This was a pretty recent review (just 2 months ago), but I've been putting a lot of miles on my bike with the Compass Chinook Pass 28 mm tires. The tires originally distinguished themselves by mounting up nice and straight on the rims, having a classic design that looks as good on a vintage bike as on a modern one, and having a nice supple casing that makes them feel springy and fast. I can easily say that the ride and handling of these tires continues to impress. As far as all the good things I observed about the tires, nothing has changed my opinion. So far (knock on wood) I have not had any flats with the tires, and a careful inspection shows that the tread seems to be holding up well. The tread is wearing a little faster on the back than on the front, which is completely normal, but I'm not seeing anything such as cuts or any other tread or sidewall damage.
One other thing that has not changed is the width of the tires. In my original review, I noted that the actual measurement of the tires as installed on my Mavic Open Pro rims came in at just over 26 mm, as opposed to the 28 mm listed on the sidewall. A couple of commenters suggested that the tires might increase in width over time, but so far that hasn't been the case -- or rather, any increase has been small enough to be relatively inconsequential. As I recall, my original measurement using a pair of digital calipers was about 26.2 mm. Right now, after about three months of use, I'm coming up with a measurement of about 26.5 mm -- still quite a ways off from 28. I'll continue to watch and monitor that - but for the time being, I'm still going to have to stick with my original assessment that if a person is after the largest tires that will fit, and they are trying to decide between two sizes, it probably wouldn't hurt to go with the larger one.
Rivendell "Thinny" Gloves
I first got the Rivendell leather gloves almost a year ago, drawn to the fact that they have no padding in the palms. Also, I have a retrogrouchy weakness for classic leather and crocheted cotton cycling gloves. The palms on these are a fine goatskin leather, though an imitation leather version is also available for the same $15 price. My original assessment on the gloves was that they were a good value and seemed to be pretty well-made for the price. I was hopeful that the lack of padding in the palms would relieve some of the discomfort I sometimes find with so-called "anatomic" padded gloves.
The gloves have even gone through the wash a couple of times with no real detriment. I hang them to dry - and when I'd first put them on after washing, the leather would be pretty stiff, but after only a few minutes of wearing they'd soften right up and feel "normal" again.

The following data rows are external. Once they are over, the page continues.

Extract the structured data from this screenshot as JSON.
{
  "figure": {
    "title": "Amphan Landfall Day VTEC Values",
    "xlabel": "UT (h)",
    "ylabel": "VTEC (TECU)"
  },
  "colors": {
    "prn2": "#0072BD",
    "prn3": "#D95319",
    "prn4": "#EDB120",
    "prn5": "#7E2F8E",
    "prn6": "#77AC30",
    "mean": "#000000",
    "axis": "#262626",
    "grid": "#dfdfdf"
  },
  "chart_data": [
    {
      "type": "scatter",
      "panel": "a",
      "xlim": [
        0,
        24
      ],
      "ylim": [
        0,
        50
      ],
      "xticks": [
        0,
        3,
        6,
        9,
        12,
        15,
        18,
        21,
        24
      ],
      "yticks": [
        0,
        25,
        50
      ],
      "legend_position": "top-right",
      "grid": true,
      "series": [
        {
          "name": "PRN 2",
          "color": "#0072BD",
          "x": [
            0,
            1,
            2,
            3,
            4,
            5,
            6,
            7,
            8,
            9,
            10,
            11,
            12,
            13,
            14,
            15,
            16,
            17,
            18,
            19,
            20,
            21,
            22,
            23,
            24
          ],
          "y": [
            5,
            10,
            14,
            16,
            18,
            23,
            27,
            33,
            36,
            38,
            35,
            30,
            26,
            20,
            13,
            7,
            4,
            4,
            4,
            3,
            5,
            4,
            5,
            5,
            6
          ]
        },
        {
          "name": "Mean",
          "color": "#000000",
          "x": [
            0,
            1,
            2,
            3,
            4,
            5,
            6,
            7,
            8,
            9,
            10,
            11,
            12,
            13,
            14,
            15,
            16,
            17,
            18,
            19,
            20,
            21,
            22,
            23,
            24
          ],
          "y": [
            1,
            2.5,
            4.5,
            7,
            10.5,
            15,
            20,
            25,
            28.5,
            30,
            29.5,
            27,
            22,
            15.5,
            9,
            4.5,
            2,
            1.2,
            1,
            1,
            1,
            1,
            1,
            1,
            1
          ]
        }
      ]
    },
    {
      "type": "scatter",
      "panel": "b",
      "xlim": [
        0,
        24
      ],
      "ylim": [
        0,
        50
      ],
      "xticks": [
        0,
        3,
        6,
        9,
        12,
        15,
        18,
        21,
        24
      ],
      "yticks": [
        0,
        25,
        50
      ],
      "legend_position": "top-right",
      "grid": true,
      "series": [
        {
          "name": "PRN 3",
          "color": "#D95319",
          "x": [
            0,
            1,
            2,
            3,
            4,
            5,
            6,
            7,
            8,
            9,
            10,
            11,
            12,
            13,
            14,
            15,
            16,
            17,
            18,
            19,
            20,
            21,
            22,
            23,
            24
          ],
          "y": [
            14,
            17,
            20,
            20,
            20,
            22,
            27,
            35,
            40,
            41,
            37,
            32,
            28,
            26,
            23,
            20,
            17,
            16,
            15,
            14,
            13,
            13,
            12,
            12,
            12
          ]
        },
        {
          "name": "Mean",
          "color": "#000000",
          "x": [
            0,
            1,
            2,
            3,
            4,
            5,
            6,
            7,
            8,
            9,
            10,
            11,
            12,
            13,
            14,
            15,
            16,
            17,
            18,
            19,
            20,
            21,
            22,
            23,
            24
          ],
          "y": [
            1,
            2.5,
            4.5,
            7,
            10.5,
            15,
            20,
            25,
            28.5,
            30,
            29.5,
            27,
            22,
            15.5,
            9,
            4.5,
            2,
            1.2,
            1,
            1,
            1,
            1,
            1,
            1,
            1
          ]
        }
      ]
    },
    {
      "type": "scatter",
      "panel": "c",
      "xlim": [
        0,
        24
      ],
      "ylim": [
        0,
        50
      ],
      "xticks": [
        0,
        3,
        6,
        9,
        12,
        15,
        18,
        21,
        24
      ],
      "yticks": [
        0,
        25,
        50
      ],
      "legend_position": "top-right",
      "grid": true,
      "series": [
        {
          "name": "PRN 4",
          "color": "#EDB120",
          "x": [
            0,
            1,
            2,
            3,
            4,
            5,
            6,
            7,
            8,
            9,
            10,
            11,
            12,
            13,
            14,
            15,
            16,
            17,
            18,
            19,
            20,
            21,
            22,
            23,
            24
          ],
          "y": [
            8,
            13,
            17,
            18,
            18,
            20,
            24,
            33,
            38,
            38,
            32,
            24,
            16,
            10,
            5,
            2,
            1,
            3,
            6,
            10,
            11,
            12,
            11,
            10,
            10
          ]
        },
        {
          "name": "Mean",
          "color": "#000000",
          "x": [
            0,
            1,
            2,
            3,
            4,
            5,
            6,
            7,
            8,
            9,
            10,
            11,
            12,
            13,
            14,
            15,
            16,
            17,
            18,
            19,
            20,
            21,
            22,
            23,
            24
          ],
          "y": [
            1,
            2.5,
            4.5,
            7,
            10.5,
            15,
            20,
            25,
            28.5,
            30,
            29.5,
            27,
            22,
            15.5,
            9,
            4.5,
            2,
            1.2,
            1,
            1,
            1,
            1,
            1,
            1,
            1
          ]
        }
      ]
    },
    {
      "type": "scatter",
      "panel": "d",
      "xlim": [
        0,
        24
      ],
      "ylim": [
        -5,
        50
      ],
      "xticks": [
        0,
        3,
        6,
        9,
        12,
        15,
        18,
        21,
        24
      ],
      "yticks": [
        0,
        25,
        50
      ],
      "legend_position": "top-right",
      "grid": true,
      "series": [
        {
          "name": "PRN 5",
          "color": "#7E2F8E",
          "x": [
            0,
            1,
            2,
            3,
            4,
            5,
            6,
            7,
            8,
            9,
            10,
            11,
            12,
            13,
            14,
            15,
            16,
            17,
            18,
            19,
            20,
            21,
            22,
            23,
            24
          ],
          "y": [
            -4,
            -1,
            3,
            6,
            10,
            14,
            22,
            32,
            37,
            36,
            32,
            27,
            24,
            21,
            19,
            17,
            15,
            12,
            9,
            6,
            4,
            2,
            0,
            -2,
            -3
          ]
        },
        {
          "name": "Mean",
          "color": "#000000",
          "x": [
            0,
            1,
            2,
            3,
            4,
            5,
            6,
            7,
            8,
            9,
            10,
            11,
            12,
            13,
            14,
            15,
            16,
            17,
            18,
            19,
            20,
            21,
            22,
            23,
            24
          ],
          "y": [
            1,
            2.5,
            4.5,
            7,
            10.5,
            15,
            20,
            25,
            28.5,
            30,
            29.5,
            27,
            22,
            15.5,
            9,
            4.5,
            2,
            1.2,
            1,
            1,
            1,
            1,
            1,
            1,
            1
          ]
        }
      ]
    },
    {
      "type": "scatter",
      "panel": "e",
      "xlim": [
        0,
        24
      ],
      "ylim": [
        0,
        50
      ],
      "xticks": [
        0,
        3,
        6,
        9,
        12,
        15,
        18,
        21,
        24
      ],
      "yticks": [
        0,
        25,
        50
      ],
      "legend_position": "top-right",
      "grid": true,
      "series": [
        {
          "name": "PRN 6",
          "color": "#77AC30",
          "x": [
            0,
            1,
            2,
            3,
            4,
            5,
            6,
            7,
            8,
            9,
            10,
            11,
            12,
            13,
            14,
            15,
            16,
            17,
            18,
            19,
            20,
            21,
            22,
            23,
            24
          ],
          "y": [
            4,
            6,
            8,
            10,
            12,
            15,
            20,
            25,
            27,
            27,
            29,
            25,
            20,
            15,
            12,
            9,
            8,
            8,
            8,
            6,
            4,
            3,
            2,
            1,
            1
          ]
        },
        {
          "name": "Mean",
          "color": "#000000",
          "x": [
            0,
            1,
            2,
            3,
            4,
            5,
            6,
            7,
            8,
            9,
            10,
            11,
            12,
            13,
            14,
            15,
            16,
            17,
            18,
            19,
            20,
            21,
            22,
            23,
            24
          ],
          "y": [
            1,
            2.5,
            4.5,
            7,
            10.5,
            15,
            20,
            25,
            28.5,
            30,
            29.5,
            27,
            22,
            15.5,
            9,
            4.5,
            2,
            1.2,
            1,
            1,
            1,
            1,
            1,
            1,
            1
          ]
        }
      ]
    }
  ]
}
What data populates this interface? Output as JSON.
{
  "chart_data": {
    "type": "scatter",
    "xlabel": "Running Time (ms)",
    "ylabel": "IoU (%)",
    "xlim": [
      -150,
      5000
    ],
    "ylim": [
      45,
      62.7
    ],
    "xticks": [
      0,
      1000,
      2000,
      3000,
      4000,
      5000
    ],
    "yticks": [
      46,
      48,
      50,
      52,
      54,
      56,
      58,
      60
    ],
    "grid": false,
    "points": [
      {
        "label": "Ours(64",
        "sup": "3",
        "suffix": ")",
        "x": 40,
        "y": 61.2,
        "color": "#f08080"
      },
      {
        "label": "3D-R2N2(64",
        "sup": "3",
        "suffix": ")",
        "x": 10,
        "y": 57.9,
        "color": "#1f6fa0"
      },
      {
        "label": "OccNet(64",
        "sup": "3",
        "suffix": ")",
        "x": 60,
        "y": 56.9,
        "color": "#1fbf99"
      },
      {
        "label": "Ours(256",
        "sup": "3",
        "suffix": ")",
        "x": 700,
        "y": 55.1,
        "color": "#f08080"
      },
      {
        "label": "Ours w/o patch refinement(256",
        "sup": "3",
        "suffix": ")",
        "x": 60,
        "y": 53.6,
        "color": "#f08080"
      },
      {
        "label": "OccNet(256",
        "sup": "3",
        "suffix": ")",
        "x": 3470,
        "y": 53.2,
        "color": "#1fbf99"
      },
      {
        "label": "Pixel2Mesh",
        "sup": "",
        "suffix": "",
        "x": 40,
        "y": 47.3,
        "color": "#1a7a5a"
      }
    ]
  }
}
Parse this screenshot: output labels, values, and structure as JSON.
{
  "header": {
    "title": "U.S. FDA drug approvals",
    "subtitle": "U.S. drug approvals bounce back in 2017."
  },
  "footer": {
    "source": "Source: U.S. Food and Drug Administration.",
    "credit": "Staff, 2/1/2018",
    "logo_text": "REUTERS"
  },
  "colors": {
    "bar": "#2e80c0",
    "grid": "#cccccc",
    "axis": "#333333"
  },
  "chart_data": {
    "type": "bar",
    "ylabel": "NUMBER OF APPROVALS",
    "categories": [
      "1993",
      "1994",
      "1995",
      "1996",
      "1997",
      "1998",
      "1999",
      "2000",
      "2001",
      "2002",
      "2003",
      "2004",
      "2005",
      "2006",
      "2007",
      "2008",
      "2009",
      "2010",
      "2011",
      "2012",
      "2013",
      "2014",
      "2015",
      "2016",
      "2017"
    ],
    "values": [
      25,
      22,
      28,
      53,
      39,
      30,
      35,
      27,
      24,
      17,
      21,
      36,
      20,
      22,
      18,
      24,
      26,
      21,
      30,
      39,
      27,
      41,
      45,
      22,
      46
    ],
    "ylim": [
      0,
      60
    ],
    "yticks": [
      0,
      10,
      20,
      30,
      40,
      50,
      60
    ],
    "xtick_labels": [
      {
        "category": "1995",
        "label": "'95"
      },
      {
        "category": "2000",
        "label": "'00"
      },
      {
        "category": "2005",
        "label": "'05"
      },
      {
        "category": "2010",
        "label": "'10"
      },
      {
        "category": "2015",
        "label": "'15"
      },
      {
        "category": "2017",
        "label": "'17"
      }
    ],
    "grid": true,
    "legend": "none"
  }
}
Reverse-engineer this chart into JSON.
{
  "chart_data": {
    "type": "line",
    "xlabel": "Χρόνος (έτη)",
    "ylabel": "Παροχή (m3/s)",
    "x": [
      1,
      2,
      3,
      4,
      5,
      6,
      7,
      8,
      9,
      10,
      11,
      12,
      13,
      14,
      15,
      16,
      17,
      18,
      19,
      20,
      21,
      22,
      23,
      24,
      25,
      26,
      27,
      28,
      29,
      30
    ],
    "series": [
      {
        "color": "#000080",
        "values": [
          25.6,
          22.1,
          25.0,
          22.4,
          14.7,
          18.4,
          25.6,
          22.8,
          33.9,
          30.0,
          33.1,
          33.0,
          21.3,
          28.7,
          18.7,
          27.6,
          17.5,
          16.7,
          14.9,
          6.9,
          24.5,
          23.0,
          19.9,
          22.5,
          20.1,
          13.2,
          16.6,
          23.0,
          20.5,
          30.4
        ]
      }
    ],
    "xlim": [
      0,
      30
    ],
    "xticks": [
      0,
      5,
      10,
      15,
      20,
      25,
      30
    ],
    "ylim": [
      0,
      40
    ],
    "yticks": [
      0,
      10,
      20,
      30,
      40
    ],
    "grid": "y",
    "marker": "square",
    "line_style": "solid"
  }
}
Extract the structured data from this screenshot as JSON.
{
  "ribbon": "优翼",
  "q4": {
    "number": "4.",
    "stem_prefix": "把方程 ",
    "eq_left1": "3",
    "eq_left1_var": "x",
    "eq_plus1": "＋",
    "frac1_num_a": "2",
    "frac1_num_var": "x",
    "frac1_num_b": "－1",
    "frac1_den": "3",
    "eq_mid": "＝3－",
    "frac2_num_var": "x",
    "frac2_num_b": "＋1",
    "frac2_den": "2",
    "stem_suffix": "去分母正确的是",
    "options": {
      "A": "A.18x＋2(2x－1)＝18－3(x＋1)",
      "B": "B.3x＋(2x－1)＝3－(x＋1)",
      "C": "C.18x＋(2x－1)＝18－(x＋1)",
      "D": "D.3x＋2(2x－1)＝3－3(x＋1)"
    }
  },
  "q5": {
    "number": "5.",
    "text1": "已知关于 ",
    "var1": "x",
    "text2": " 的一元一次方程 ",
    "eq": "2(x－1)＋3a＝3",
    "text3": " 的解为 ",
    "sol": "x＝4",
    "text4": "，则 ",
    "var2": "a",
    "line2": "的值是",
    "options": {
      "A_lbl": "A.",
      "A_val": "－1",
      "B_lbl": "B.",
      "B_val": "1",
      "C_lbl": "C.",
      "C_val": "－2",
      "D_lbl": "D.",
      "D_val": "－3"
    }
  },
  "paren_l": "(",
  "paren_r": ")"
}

One thing I mentioned in my original review was fit. I found that the fit around my first three fingers (index, middle, ring) was good -- close, but not too tight -- but that the fit around the smallest finger and the thumb was really loose. I still find that odd. I mean, do other people tend to have really fat pinkies and thumbs? I did wonder if that looseness around the thumb would bother me, but in practice I often forget about it. I had thought that if it really annoyed me I might consider taking some cotton twine and do a bit of creative stitching to snug up the fit around the thumb, but it's never bothered me enough to go through the trouble.
A final observation on the gloves: In the Rivendell website description of the gloves, Grant Petersen writes "If they last a year, that's great. They're cheap, they protect your hands, soak up sweat, and are not a precious multi-year investment." Well, it that's the standard, then these have exceeded expectations. I don't know if I'll get another year out of them (though it's possible -- but I've also been known to lose gloves long before they've worn out) but I've definitely gotten my $15 worth, and when the time comes, I'll buy them again.
Pearl Izumi Elite Barrier Convertible Jacket
I've used this jacket for about three years now, and used it a lot -- any time temperatures have been from just below freezing up through the 40s. After all that time, one thing I'm noticing now is that the elastic at the cuffs is starting to give out. This very morning, in fact, I found that the resulting gap at the cuffs was letting a bit of cold air go up my sleeves. It's disappointing to see happening, but I guess I shouldn't be surprised. I might be able to use it a little longer, but it's probably time to start looking at replacements. The design and styling of the jacket has changed somewhat since I got mine, but if they kept the functional good points, I'll consider getting another one when the time comes. By the way, there is a non-convertible version of the jacket - but with the extra functionality of being able to convert it from jacket to vest, I can't imagine why someone would get the regular version.